Former SEC Chairman Arthur Levitt was on Bloomberg radio this morning on my morning drive. He's normally a good guest with sound ideas. Today was a head scratcher.

Bloomberg's Tom Keene was asking him about the challenges and perception of Wall Street executive compensation at a time when the government has had to take such a large role in backstopping those institutions. Levitt's solution was - ta da - to raise base salaries for these folks.

His point is that if you plan to pay someone $1,000,000 and their base salary is only $100,000, naturally a $900k bonus is going to be unpopular with Joe Public. The problem according to Levitt goes away if you raise said employee's base to $700k. I don't think regulating compensation works, but instituting some limits in cases such as this period we're in, especially for top execs, makes sense. The way that the comp is split between base/cash bonus/restricted stock/options is not a problem at all.

Flame away.

Big Government

WASHINGTON -- The Obama administration, seeking to improve public perception of the $700 billion financial rescue, is expected to announce this week tougher executive-compensation restrictions for some firms that get government aid.

Officials also are considering splitting off the Troubled Asset Relief Program from the Treasury and creating an independent entity, according to government officials. Some within the department think such a move could help improve the perception of the bailout, which has come under heavy criticism for being too secretive and not imposing enough rules and conditions on banks that get government aid.

I'm going to view all this as positive. In one of his interviews yesterday, Obama clearly promised that he would get all the pork (I think he used the word earmarks) out of whatever stimulus bill was passed. That would be nice.

I like the idea of moving the TARP assets into a separate entity.
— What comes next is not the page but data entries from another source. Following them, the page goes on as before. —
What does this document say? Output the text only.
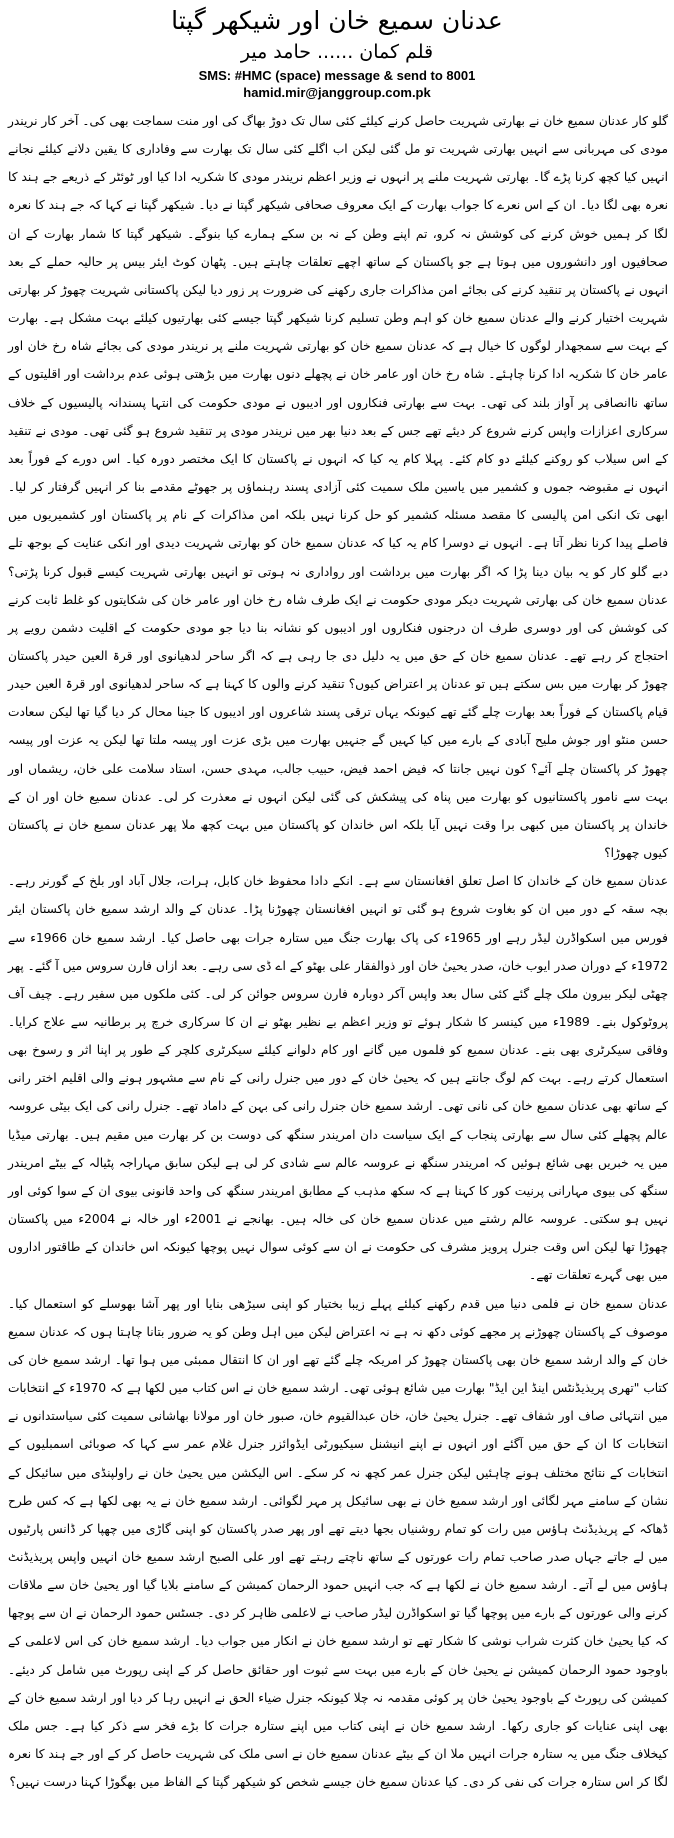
عدنان سمیع خان اور شیکھر گپتا
قلم کمان ...... حامد میر
SMS: #HMC (space) message & send to 8001
hamid.mir@janggroup.com.pk

گلو کار عدنان سمیع خان نے بھارتی شہریت حاصل کرنے کیلئے کئی سال تک دوڑ بھاگ کی اور منت سماجت بھی کی۔ آخر کار نریندر مودی کی مہربانی سے انہیں بھارتی شہریت تو مل گئی لیکن اب اگلے کئی سال تک بھارت سے وفاداری کا یقین دلانے کیلئے نجانے انہیں کیا کچھ کرنا پڑے گا۔ بھارتی شہریت ملنے پر انہوں نے وزیر اعظم نریندر مودی کا شکریہ ادا کیا اور ٹوئٹر کے ذریعے جے ہند کا نعرہ بھی لگا دیا۔ ان کے اس نعرے کا جواب بھارت کے ایک معروف صحافی شیکھر گپتا نے دیا۔ شیکھر گپتا نے کہا کہ جے ہند کا نعرہ لگا کر ہمیں خوش کرنے کی کوشش نہ کرو، تم اپنے وطن کے نہ بن سکے ہمارے کیا بنوگے۔ شیکھر گپتا کا شمار بھارت کے ان صحافیوں اور دانشوروں میں ہوتا ہے جو پاکستان کے ساتھ اچھے تعلقات چاہتے ہیں۔ پٹھان کوٹ ایئر بیس پر حالیہ حملے کے بعد انہوں نے پاکستان پر تنقید کرنے کی بجائے امن مذاکرات جاری رکھنے کی ضرورت پر زور دیا لیکن پاکستانی شہریت چھوڑ کر بھارتی شہریت اختیار کرنے والے عدنان سمیع خان کو اہم وطن تسلیم کرنا شیکھر گپتا جیسے کئی بھارتیوں کیلئے بہت مشکل ہے۔ بھارت کے بہت سے سمجھدار لوگوں کا خیال ہے کہ عدنان سمیع خان کو بھارتی شہریت ملنے پر نریندر مودی کی بجائے شاہ رخ خان اور عامر خان کا شکریہ ادا کرنا چاہئے۔ شاہ رخ خان اور عامر خان نے پچھلے دنوں بھارت میں بڑھتی ہوئی عدم برداشت اور اقلیتوں کے ساتھ ناانصافی پر آواز بلند کی تھی۔ بہت سے بھارتی فنکاروں اور ادیبوں نے مودی حکومت کی انتہا پسندانہ پالیسیوں کے خلاف سرکاری اعزازات واپس کرنے شروع کر دیئے تھے جس کے بعد دنیا بھر میں نریندر مودی پر تنقید شروع ہو گئی تھی۔ مودی نے تنقید کے اس سیلاب کو روکنے کیلئے دو کام کئے۔ پہلا کام یہ کیا کہ انہوں نے پاکستان کا ایک مختصر دورہ کیا۔ اس دورے کے فوراً بعد انہوں نے مقبوضہ جموں و کشمیر میں یاسین ملک سمیت کئی آزادی پسند رہنماؤں پر جھوٹے مقدمے بنا کر انہیں گرفتار کر لیا۔ ابھی تک انکی امن پالیسی کا مقصد مسئلہ کشمیر کو حل کرنا نہیں بلکہ امن مذاکرات کے نام پر پاکستان اور کشمیریوں میں فاصلے پیدا کرنا نظر آتا ہے۔ انہوں نے دوسرا کام یہ کیا کہ عدنان سمیع خان کو بھارتی شہریت دیدی اور انکی عنایت کے بوجھ تلے دبے گلو کار کو یہ بیان دینا پڑا کہ اگر بھارت میں برداشت اور رواداری نہ ہوتی تو انہیں بھارتی شہریت کیسے قبول کرنا پڑتی؟ عدنان سمیع خان کی بھارتی شہریت دیکر مودی حکومت نے ایک طرف شاہ رخ خان اور عامر خان کی شکایتوں کو غلط ثابت کرنے کی کوشش کی اور دوسری طرف ان درجنوں فنکاروں اور ادیبوں کو نشانہ بنا دیا جو مودی حکومت کے اقلیت دشمن رویے پر احتجاج کر رہے تھے۔ عدنان سمیع خان کے حق میں یہ دلیل دی جا رہی ہے کہ اگر ساحر لدھیانوی اور قرۃ العین حیدر پاکستان چھوڑ کر بھارت میں بس سکتے ہیں تو عدنان پر اعتراض کیوں؟ تنقید کرنے والوں کا کہنا ہے کہ ساحر لدھیانوی اور قرۃ العین حیدر قیام پاکستان کے فوراً بعد بھارت چلے گئے تھے کیونکہ یہاں ترقی پسند شاعروں اور ادیبوں کا جینا محال کر دیا گیا تھا لیکن سعادت حسن منٹو اور جوش ملیح آبادی کے بارے میں کیا کہیں گے جنہیں بھارت میں بڑی عزت اور پیسہ ملتا تھا لیکن یہ عزت اور پیسہ چھوڑ کر پاکستان چلے آئے؟ کون نہیں جانتا کہ فیض احمد فیض، حبیب جالب، مہدی حسن، استاد سلامت علی خان، ریشماں اور بہت سے نامور پاکستانیوں کو بھارت میں پناہ کی پیشکش کی گئی لیکن انہوں نے معذرت کر لی۔ عدنان سمیع خان اور ان کے خاندان پر پاکستان میں کبھی برا وقت نہیں آیا بلکہ اس خاندان کو پاکستان میں بہت کچھ ملا پھر عدنان سمیع خان نے پاکستان کیوں چھوڑا؟

عدنان سمیع خان کے خاندان کا اصل تعلق افغانستان سے ہے۔ انکے دادا محفوظ خان کابل، ہرات، جلال آباد اور بلخ کے گورنر رہے۔ بچہ سقہ کے دور میں ان کو بغاوت شروع ہو گئی تو انہیں افغانستان چھوڑنا پڑا۔ عدنان کے والد ارشد سمیع خان پاکستان ایئر فورس میں اسکواڈرن لیڈر رہے اور 1965ء کی پاک بھارت جنگ میں ستارہ جرات بھی حاصل کیا۔ ارشد سمیع خان 1966ء سے 1972ء کے دوران صدر ایوب خان، صدر یحییٰ خان اور ذوالفقار علی بھٹو کے اے ڈی سی رہے۔ بعد ازاں فارن سروس میں آ گئے۔ پھر چھٹی لیکر بیرون ملک چلے گئے کئی سال بعد واپس آکر دوبارہ فارن سروس جوائن کر لی۔ کئی ملکوں میں سفیر رہے۔ چیف آف پروٹوکول بنے۔ 1989ء میں کینسر کا شکار ہوئے تو وزیر اعظم بے نظیر بھٹو نے ان کا سرکاری خرچ پر برطانیہ سے علاج کرایا۔ وفاقی سیکرٹری بھی بنے۔ عدنان سمیع کو فلموں میں گانے اور کام دلوانے کیلئے سیکرٹری کلچر کے طور پر اپنا اثر و رسوخ بھی استعمال کرتے رہے۔ بہت کم لوگ جانتے ہیں کہ یحییٰ خان کے دور میں جنرل رانی کے نام سے مشہور ہونے والی اقلیم اختر رانی کے ساتھ بھی عدنان سمیع خان کی نانی تھی۔ ارشد سمیع خان جنرل رانی کی بہن کے داماد تھے۔ جنرل رانی کی ایک بیٹی عروسہ عالم پچھلے کئی سال سے بھارتی پنجاب کے ایک سیاست دان امریندر سنگھ کی دوست بن کر بھارت میں مقیم ہیں۔ بھارتی میڈیا میں یہ خبریں بھی شائع ہوئیں کہ امریندر سنگھ نے عروسہ عالم سے شادی کر لی ہے لیکن سابق مہاراجہ پٹیالہ کے بیٹے امریندر سنگھ کی بیوی مہارانی پرنیت کور کا کہنا ہے کہ سکھ مذہب کے مطابق امریندر سنگھ کی واحد قانونی بیوی ان کے سوا کوئی اور نہیں ہو سکتی۔ عروسہ عالم رشتے میں عدنان سمیع خان کی خالہ ہیں۔ بھانجے نے 2001ء اور خالہ نے 2004ء میں پاکستان چھوڑا تھا لیکن اس وقت جنرل پرویز مشرف کی حکومت نے ان سے کوئی سوال نہیں پوچھا کیونکہ اس خاندان کے طاقتور اداروں میں بھی گہرے تعلقات تھے۔

عدنان سمیع خان نے فلمی دنیا میں قدم رکھنے کیلئے پہلے زیبا بختیار کو اپنی سیڑھی بنایا اور پھر آشا بھوسلے کو استعمال کیا۔ موصوف کے پاکستان چھوڑنے پر مجھے کوئی دکھ نہ ہے نہ اعتراض لیکن میں اہل وطن کو یہ ضرور بتانا چاہتا ہوں کہ عدنان سمیع خان کے والد ارشد سمیع خان بھی پاکستان چھوڑ کر امریکہ چلے گئے تھے اور ان کا انتقال ممبئی میں ہوا تھا۔ ارشد سمیع خان کی کتاب "تھری پریذیڈنٹس اینڈ این ایڈ" بھارت میں شائع ہوئی تھی۔ ارشد سمیع خان نے اس کتاب میں لکھا ہے کہ 1970ء کے انتخابات میں انتہائی صاف اور شفاف تھے۔ جنرل یحییٰ خان، خان عبدالقیوم خان، صبور خان اور مولانا بھاشانی سمیت کئی سیاستدانوں نے انتخابات کا ان کے حق میں آگئے اور انہوں نے اپنے انیشنل سیکیورٹی ایڈوائزر جنرل غلام عمر سے کہا کہ صوبائی اسمبلیوں کے انتخابات کے نتائج مختلف ہونے چاہئیں لیکن جنرل عمر کچھ نہ کر سکے۔ اس الیکشن میں یحییٰ خان نے راولپنڈی میں سائیکل کے نشان کے سامنے مہر لگائی اور ارشد سمیع خان نے بھی سائیکل پر مہر لگوائی۔ ارشد سمیع خان نے یہ بھی لکھا ہے کہ کس طرح ڈھاکہ کے پریذیڈنٹ ہاؤس میں رات کو تمام روشنیاں بجھا دیتے تھے اور پھر صدر پاکستان کو اپنی گاڑی میں چھپا کر ڈانس پارٹیوں میں لے جاتے جہاں صدر صاحب تمام رات عورتوں کے ساتھ ناچتے رہتے تھے اور علی الصبح ارشد سمیع خان انہیں واپس پریذیڈنٹ ہاؤس میں لے آتے۔ ارشد سمیع خان نے لکھا ہے کہ جب انہیں حمود الرحمان کمیشن کے سامنے بلایا گیا اور یحییٰ خان سے ملاقات کرنے والی عورتوں کے بارے میں پوچھا گیا تو اسکواڈرن لیڈر صاحب نے لاعلمی ظاہر کر دی۔ جسٹس حمود الرحمان نے ان سے پوچھا کہ کیا یحییٰ خان کثرت شراب نوشی کا شکار تھے تو ارشد سمیع خان نے انکار میں جواب دیا۔ ارشد سمیع خان کی اس لاعلمی کے باوجود حمود الرحمان کمیشن نے یحییٰ خان کے بارے میں بہت سے ثبوت اور حقائق حاصل کر کے اپنی رپورٹ میں شامل کر دیئے۔ کمیشن کی رپورٹ کے باوجود یحییٰ خان پر کوئی مقدمہ نہ چلا کیونکہ جنرل ضیاء الحق نے انہیں رہا کر دیا اور ارشد سمیع خان کے بھی اپنی عنایات کو جاری رکھا۔ ارشد سمیع خان نے اپنی کتاب میں اپنے ستارہ جرات کا بڑے فخر سے ذکر کیا ہے۔ جس ملک کیخلاف جنگ میں یہ ستارہ جرات انہیں ملا ان کے بیٹے عدنان سمیع خان نے اسی ملک کی شہریت حاصل کر کے اور جے ہند کا نعرہ لگا کر اس ستارہ جرات کی نفی کر دی۔ کیا عدنان سمیع خان جیسے شخص کو شیکھر گپتا کے الفاظ میں بھگوڑا کہنا درست نہیں؟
That way as institutions do pay back the money they owe, and some or most of them will, it will be crystal clear where it came from and hopefully go straight toward paying down debt. If you're Goldman Sachs, and the preferred stock dividend is scheduled to go from 5% to 9% at the same time that every bonus check and stock grant is getting the beatdown, paying the TARP funds back will be job one.

****

Futures are down sharply again today. This market needs Punxsutawney Phil to go on CNBC and call a bottom for this market. I'm calling an end to winter so we on the East Coast don't need him for that.

27 - 23

That was a great Superbowl. The commercials were weak for the most part but you can't have everything.

Conventional wisdom would have told you that Roethlisberger could not win if he had to throw the ball 30 times, and the Steelers rushed for 60 yards total. I guess it was meant to be.

Sunday, February 1, 2009

Like I Said


I wrote a few days ago how misguided I thought the protectionist measures in the Senate version of the stimulus package are. From today's LA Times:

Andrew Rose, a professor of international trade at UC Berkeley's Haas School of Business, said you could practically set your watch by how quickly protectionist sentiment ratcheted up whenever the economy turned sour.

And in almost all cases, he said, "buy American" provisions are a bad idea."It's certainly a bad idea for the rest of the world, and it's a bad idea for us as well," Rose said. "If we only buy American, we'll probably pay more for inferior goods."


Not to mention the global backlash against U.S. produced goods that will occur if we stop buying Chinese. It has got to be a two way street.

On the other hand, I shudder to think what new pork is going to need to be added to get these measures out of the bill.

It's All Bad

From the Washington Post, and/or everyone else on a slow news weekend:

MOUNTAIN VIEW, Calif., Jan. 31 -- Computer users doing Google searches during a nearly one-hour period Saturday were greeted with disturbing but erroneous messages that every site turned up in the results might be harmful.
The company blamed the mistake on human error and apologized for any inconvenience caused to users and site owners whose pages were incorrectly labeled.
The glitch occurred between 9:30 a.m. and 10:25 a.m. EST, Google said in an explanation on
its company blog. Anyone who did a Google search during that time probably saw the message "This site may harm your computer" accompanying every search result, the company said.

It would be much more comforting if Google never made mistakes but you can't ahve everything.

****

It looks to me as though Federer at his best can no longer beat Nadal at his best, all other things being equal. Luckily for fans who don't want any match to be a fait accompli, there is weather, fatigue, court surface and a host of other variables to get in the way. And the fact that I don't know anything about tennis.